Recognizing risk: bowel resection in the chronic renal failure population
- PMID: 22972012
- DOI: 10.1007/s11605-012-2027-y
Recognizing risk: bowel resection in the chronic renal failure population
Abstract
Background: There is a paucity of quality data on the effects of chronic kidney disease in abdominal surgery. The aim of this study was to define the risk and outcome predictors of bowel resection in stage 5 chronic kidney disease using a large national clinical database.
Methods: The American College of Surgeons National Surgical Quality Improvement Program database was queried from years 2005-2010 for major bowel resection in dialysis-dependent patients.
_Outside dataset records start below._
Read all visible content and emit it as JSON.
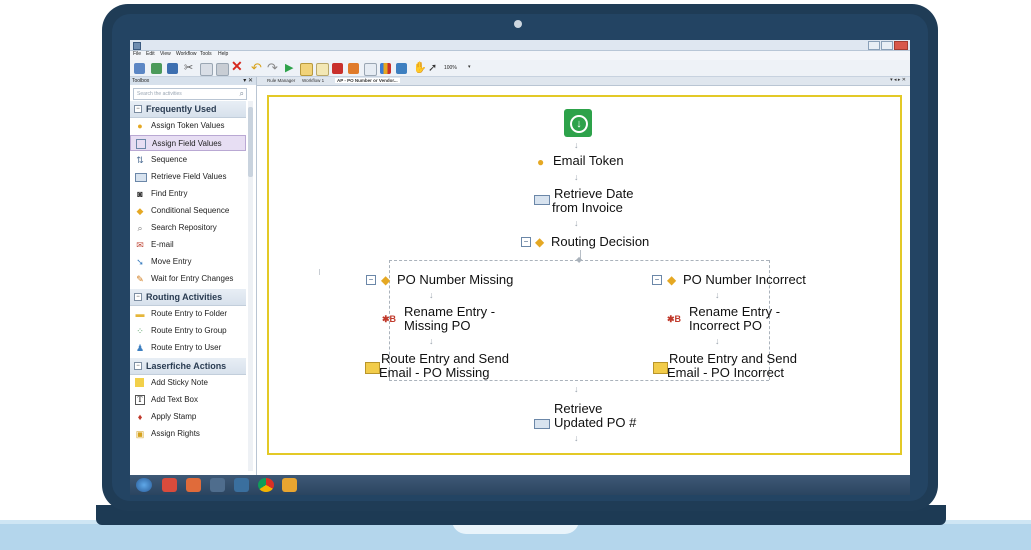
{
  "menu": [
    "File",
    "Edit",
    "View",
    "Workflow",
    "Tools",
    "Help"
  ],
  "toolbar": {
    "zoom": "100%"
  },
  "toolbox": {
    "title": "Toolbox",
    "pin": "▾ ✕",
    "search_placeholder": "Search the activities",
    "sections": [
      {
        "label": "Frequently Used",
        "items": [
          {
            "label": "Assign Token Values",
            "icon": "token-icon"
          },
          {
            "label": "Assign Field Values",
            "icon": "field-icon",
            "selected": true
          },
          {
            "label": "Sequence",
            "icon": "sequence-icon"
          },
          {
            "label": "Retrieve Field Values",
            "icon": "retrieve-icon"
          },
          {
            "label": "Find Entry",
            "icon": "binoculars-icon"
          },
          {
            "label": "Conditional Sequence",
            "icon": "conditional-icon"
          },
          {
            "label": "Search Repository",
            "icon": "search-icon"
          },
          {
            "label": "E-mail",
            "icon": "email-icon"
          },
          {
            "label": "Move Entry",
            "icon": "move-icon"
          },
          {
            "label": "Wait for Entry Changes",
            "icon": "wait-icon"
          }
        ]
      },
      {
        "label": "Routing Activities",
        "items": [
          {
            "label": "Route Entry to Folder",
            "icon": "folder-icon"
          },
          {
            "label": "Route Entry to Group",
            "icon": "group-icon"
          },
          {
            "label": "Route Entry to User",
            "icon": "user-icon"
          }
        ]
      },
      {
        "label": "Laserfiche Actions",
        "items": [
          {
            "label": "Add Sticky Note",
            "icon": "sticky-note-icon"
          },
          {
            "label": "Add Text Box",
            "icon": "text-box-icon"
          },
          {
            "label": "Apply Stamp",
            "icon": "stamp-icon"
          },
          {
            "label": "Assign Rights",
            "icon": "rights-icon"
          }
        ]
      }
    ]
  },
  "tabs": [
    "Rule Manager",
    "Workflow 1",
    "AP - PO Number or Vendor..."
  ],
  "tab_nav": "▾ ◂ ▸ ✕",
  "workflow": {
    "email_token": "Email Token",
    "retrieve_date": [
      "Retrieve Date",
      "from Invoice"
    ],
    "routing_decision": "Routing Decision",
    "left_branch": {
      "title": "PO Number Missing",
      "rename": [
        "Rename Entry -",
        "Missing PO"
      ],
      "route": [
        "Route Entry and Send",
        "Email - PO Missing"
      ]
    },
    "right_branch": {
      "title": "PO Number Incorrect",
      "rename": [
        "Rename Entry -",
        "Incorrect PO"
      ],
      "route": [
        "Route Entry and Send",
        "Email - PO Incorrect"
      ]
    },
    "retrieve_po": [
      "Retrieve",
      "Updated PO #"
    ]
  },
  "colors": {
    "bezel": "#1f3c56",
    "canvas_border": "#e3c926",
    "start": "#2da24a",
    "selection": "#e7def3"
  }
}
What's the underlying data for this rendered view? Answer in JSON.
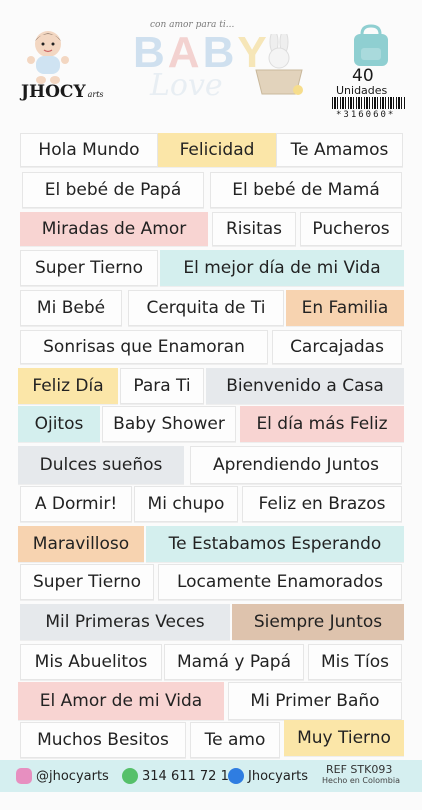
{
  "header": {
    "tagline": "con amor para ti...",
    "title_letters": [
      "B",
      "A",
      "B",
      "Y"
    ],
    "title_script": "Love",
    "brand": "JHOCY",
    "brand_sub": "arts",
    "count": "40",
    "units": "Unidades",
    "barcode_number": "*316060*"
  },
  "stickers": [
    {
      "text": "Hola Mundo",
      "color": "white"
    },
    {
      "text": "Felicidad",
      "color": "yellow"
    },
    {
      "text": "Te Amamos",
      "color": "white"
    },
    {
      "text": "El bebé de Papá",
      "color": "white"
    },
    {
      "text": "El bebé de Mamá",
      "color": "white"
    },
    {
      "text": "Miradas de Amor",
      "color": "pink"
    },
    {
      "text": "Risitas",
      "color": "white"
    },
    {
      "text": "Pucheros",
      "color": "white"
    },
    {
      "text": "Super Tierno",
      "color": "white"
    },
    {
      "text": "El mejor día de mi Vida",
      "color": "mint"
    },
    {
      "text": "Mi Bebé",
      "color": "white"
    },
    {
      "text": "Cerquita de Ti",
      "color": "white"
    },
    {
      "text": "En Familia",
      "color": "peach"
    },
    {
      "text": "Sonrisas que Enamoran",
      "color": "white"
    },
    {
      "text": "Carcajadas",
      "color": "white"
    },
    {
      "text": "Feliz Día",
      "color": "yellow"
    },
    {
      "text": "Para Ti",
      "color": "white"
    },
    {
      "text": "Bienvenido a Casa",
      "color": "gray"
    },
    {
      "text": "Ojitos",
      "color": "mint"
    },
    {
      "text": "Baby Shower",
      "color": "white"
    },
    {
      "text": "El día más Feliz",
      "color": "pink"
    },
    {
      "text": "Dulces sueños",
      "color": "gray"
    },
    {
      "text": "Aprendiendo Juntos",
      "color": "white"
    },
    {
      "text": "A Dormir!",
      "color": "white"
    },
    {
      "text": "Mi chupo",
      "color": "white"
    },
    {
      "text": "Feliz en Brazos",
      "color": "white"
    },
    {
      "text": "Maravilloso",
      "color": "peach"
    },
    {
      "text": "Te Estabamos Esperando",
      "color": "mint"
    },
    {
      "text": "Super Tierno",
      "color": "white"
    },
    {
      "text": "Locamente Enamorados",
      "color": "white"
    },
    {
      "text": "Mil Primeras Veces",
      "color": "gray"
    },
    {
      "text": "Siempre Juntos",
      "color": "tan"
    },
    {
      "text": "Mis Abuelitos",
      "color": "white"
    },
    {
      "text": "Mamá y Papá",
      "color": "white"
    },
    {
      "text": "Mis Tíos",
      "color": "white"
    },
    {
      "text": "El Amor de mi Vida",
      "color": "pink"
    },
    {
      "text": "Mi Primer Baño",
      "color": "white"
    },
    {
      "text": "Muchos Besitos",
      "color": "white"
    },
    {
      "text": "Te amo",
      "color": "white"
    },
    {
      "text": "Muy Tierno",
      "color": "yellow"
    }
  ],
  "footer": {
    "instagram": "@jhocyarts",
    "whatsapp": "314 611 72 19",
    "facebook": "Jhocyarts",
    "ref": "REF  STK093",
    "made_in": "Hecho en Colombia"
  },
  "colors": {
    "yellow": "#fbe6a8",
    "pink": "#f8d4d2",
    "mint": "#d4efee",
    "peach": "#f7d3b0",
    "gray": "#e6e9ec",
    "tan": "#dec3ad",
    "footer": "#d5eff0"
  }
}
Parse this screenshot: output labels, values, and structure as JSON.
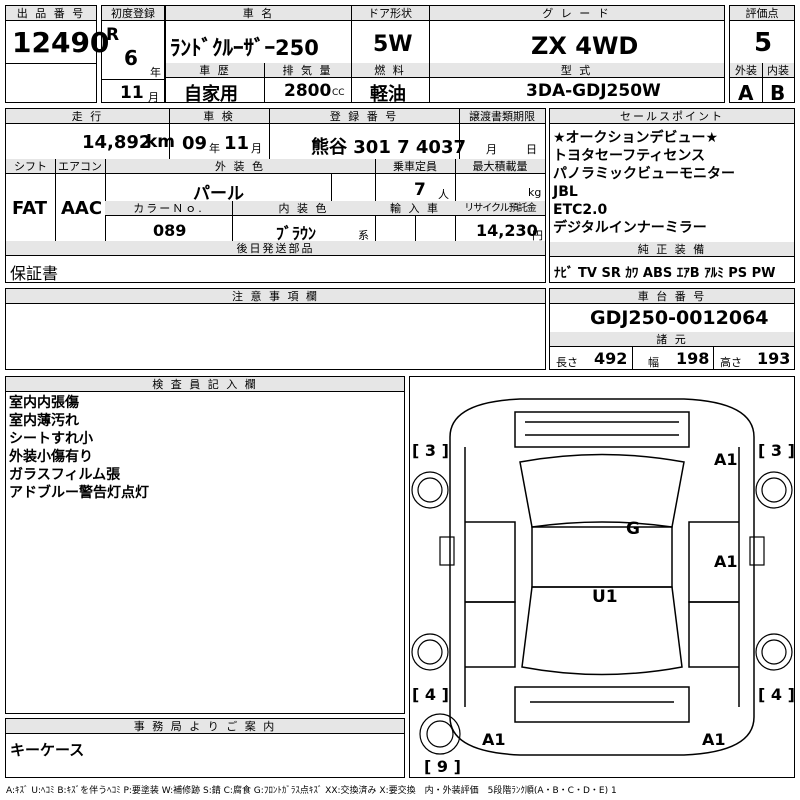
{
  "headers": {
    "lot_no": "出 品 番 号",
    "first_reg": "初度登録",
    "car_name": "車 名",
    "door": "ドア形状",
    "grade": "グ レ ー ド",
    "score": "評価点",
    "history": "車 歴",
    "displacement": "排 気 量",
    "fuel": "燃 料",
    "model_code": "型 式",
    "ext": "外装",
    "int": "内装",
    "mileage": "走 行",
    "inspection": "車 検",
    "reg_no": "登 録 番 号",
    "transfer_doc": "譲渡書類期限",
    "sales_points": "セールスポイント",
    "shift": "シフト",
    "aircon": "エアコン",
    "ext_color": "外 装 色",
    "capacity": "乗車定員",
    "max_load": "最大積載量",
    "color_no": "カラーＮｏ.",
    "int_color": "内 装 色",
    "import": "輸 入 車",
    "recycle": "リサイクル預託金",
    "later_parts": "後日発送部品",
    "genuine_eq": "純 正 装 備",
    "notes": "注 意 事 項 欄",
    "chassis_no": "車 台 番 号",
    "dimensions": "諸 元",
    "inspector": "検 査 員 記 入 欄",
    "office": "事 務 局 よ り ご 案 内"
  },
  "values": {
    "lot_no": "12490",
    "era": "R",
    "year": "6",
    "year_unit": "年",
    "month": "11",
    "month_unit": "月",
    "car_name": "ﾗﾝﾄﾞｸﾙｰｻﾞｰ250",
    "door": "5W",
    "grade": "ZX 4WD",
    "score": "5",
    "history": "自家用",
    "displacement": "2800",
    "cc": "CC",
    "fuel": "軽油",
    "model_code": "3DA-GDJ250W",
    "ext_score": "A",
    "int_score": "B",
    "mileage": "14,892",
    "km": "km",
    "insp_year": "09",
    "insp_year_unit": "年",
    "insp_month": "11",
    "insp_month_unit": "月",
    "reg_no": "熊谷 301 7 4037",
    "transfer_month": "月",
    "transfer_day": "日",
    "shift": "FAT",
    "aircon": "AAC",
    "ext_color": "パール",
    "capacity": "7",
    "capacity_unit": "人",
    "load_unit": "kg",
    "color_no": "089",
    "int_color": "ﾌﾞﾗｳﾝ",
    "int_color_unit": "系",
    "recycle": "14,230",
    "yen": "円",
    "later_parts": "保証書",
    "chassis_no": "GDJ250-0012064",
    "len_label": "長さ",
    "len": "492",
    "width_label": "幅",
    "width": "198",
    "height_label": "高さ",
    "height": "193",
    "office": "キーケース"
  },
  "sales_points": [
    "★オークションデビュー★",
    "トヨタセーフティセンス",
    "パノラミックビューモニター",
    "JBL",
    "ETC2.0",
    "デジタルインナーミラー"
  ],
  "genuine_eq": "ﾅﾋﾞ TV SR ｶﾜ ABS ｴｱB ｱﾙﾐ PS PW",
  "inspector_notes": [
    "室内内張傷",
    "室内薄汚れ",
    "シートすれ小",
    "外装小傷有り",
    "ガラスフィルム張",
    "アドブルー警告灯点灯"
  ],
  "diagram": {
    "tl": "[ 3 ]",
    "tr": "[ 3 ]",
    "bl": "[ 4 ]",
    "br": "[ 4 ]",
    "bottom": "[ 9 ]",
    "a1_fr": "A1",
    "g": "G",
    "a1_r": "A1",
    "u1": "U1",
    "a1_bl": "A1",
    "a1_br": "A1"
  },
  "legend": "A:ｷｽﾞ U:ﾍｺﾐ B:ｷｽﾞを伴うﾍｺﾐ P:要塗装 W:補修跡 S:錆 C:腐食 G:ﾌﾛﾝﾄｶﾞﾗｽ点ｷｽﾞ XX:交換済み X:要交換　内・外装評価　5段階ﾗﾝｸ順(A・B・C・D・E) 1"
}
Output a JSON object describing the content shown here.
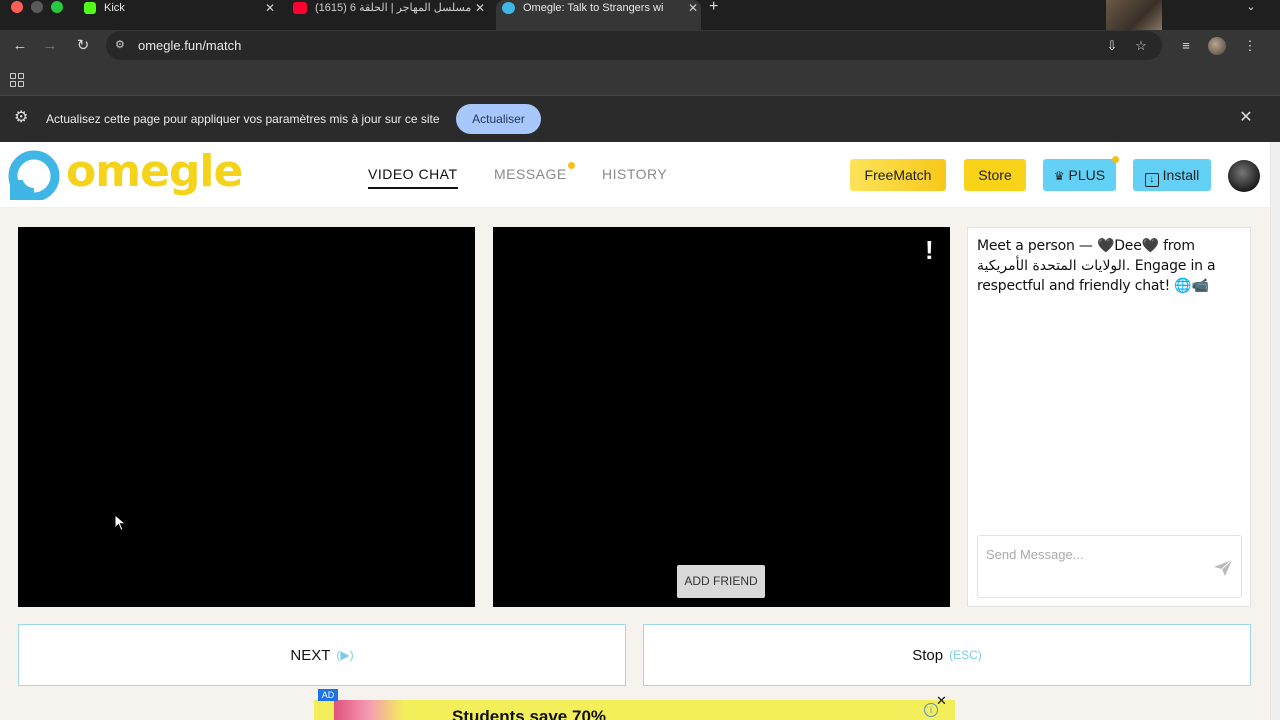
{
  "browser": {
    "tabs": [
      {
        "title": "Kick",
        "icon": "kick-favicon",
        "color": "#53fc18",
        "active": false
      },
      {
        "title": "مسلسل المهاجر | الحلقة 6 (1615)",
        "icon": "youtube-favicon",
        "color": "#ff0033",
        "active": false
      },
      {
        "title": "Omegle: Talk to Strangers wi",
        "icon": "omegle-favicon",
        "color": "#3fb6e6",
        "active": true
      }
    ],
    "new_tab": "+",
    "url": "omegle.fun/match"
  },
  "infobar": {
    "message": "Actualisez cette page pour appliquer vos paramètres mis à jour sur ce site",
    "button": "Actualiser"
  },
  "site": {
    "logo_text": "omegle",
    "nav": [
      {
        "label": "VIDEO CHAT",
        "active": true,
        "dot": false
      },
      {
        "label": "MESSAGE",
        "active": false,
        "dot": true
      },
      {
        "label": "HISTORY",
        "active": false,
        "dot": false
      }
    ],
    "buttons": {
      "freematch": "FreeMatch",
      "store": "Store",
      "plus": "PLUS",
      "install": "Install"
    },
    "colors": {
      "brand_yellow": "#f5d31a",
      "accent_blue": "#62d1f5"
    }
  },
  "video": {
    "report_label": "!",
    "add_friend": "ADD FRIEND"
  },
  "chat": {
    "message": "Meet a person — 🖤Dee🖤 from الولايات المتحدة الأمريكية. Engage in a respectful and friendly chat! 🌐📹",
    "input_placeholder": "Send Message..."
  },
  "controls": {
    "next_label": "NEXT",
    "next_hint": "(▶)",
    "stop_label": "Stop",
    "stop_hint": "(ESC)"
  },
  "ad": {
    "badge": "AD",
    "text": "Students save 70%",
    "close": "✕",
    "info": "i"
  }
}
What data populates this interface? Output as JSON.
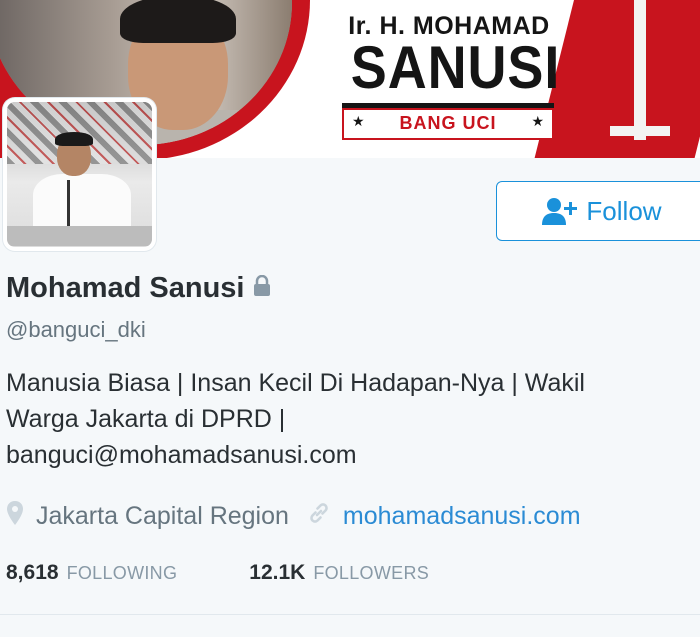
{
  "banner": {
    "title_top": "Ir. H. MOHAMAD",
    "title_main": "SANUSI",
    "nickname": "BANG UCI",
    "star_left": "★",
    "star_right": "★"
  },
  "follow_button": {
    "label": "Follow",
    "icon": "add-user-icon",
    "color": "#1a91da"
  },
  "profile": {
    "name": "Mohamad Sanusi",
    "protected_icon": "lock-icon",
    "handle": "@banguci_dki",
    "bio_lines": [
      "Manusia Biasa | Insan Kecil Di Hadapan-Nya | Wakil",
      "Warga Jakarta di DPRD |",
      "banguci@mohamadsanusi.com"
    ],
    "location": "Jakarta Capital Region",
    "location_icon": "location-pin-icon",
    "website": "mohamadsanusi.com",
    "website_icon": "link-icon"
  },
  "stats": {
    "following_count": "8,618",
    "following_label": "FOLLOWING",
    "followers_count": "12.1K",
    "followers_label": "FOLLOWERS"
  },
  "colors": {
    "accent": "#1a91da",
    "banner_red": "#c8141e",
    "link": "#2b8bd4",
    "muted": "#8899a6"
  }
}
Patient demographics, preoperative risk factors, and intraoperative variables were evaluated. Primary endpoints were mortality and morbidity after 30 days. Predictors of outcome were assessed by multivariate regression.
Results: The study included 1,685 patients with chronic kidney disease undergoing bowel resection. Overall mortality and morbidity were 27.5 and 58.3 %, respectively. Acute presentation was the strongest predictor of mortality (OR 2.39, CI 1.54-3.72, p < 0.001). Other predictors of mortality included hypoalbuminemia (OR 2.12, CI 1.39-3.24, p < 0.001), pulmonary comorbidity (OR 2.25, CI 1.67-3.03, p < 0.001), and cardiac comorbidity (OR 1.54, CI 1.16-2.05, p = 0.003).
Conclusion: This study demonstrates that bowel resection in patients with chronic kidney disease confers a high mortality risk. Preoperative optimization of comorbid conditions may reduce mortality after bowel resection in dialysis-dependent patients. In addition, laparoscopy was associated with a reduction in postoperative morbidity suggesting that it should be used preferentially.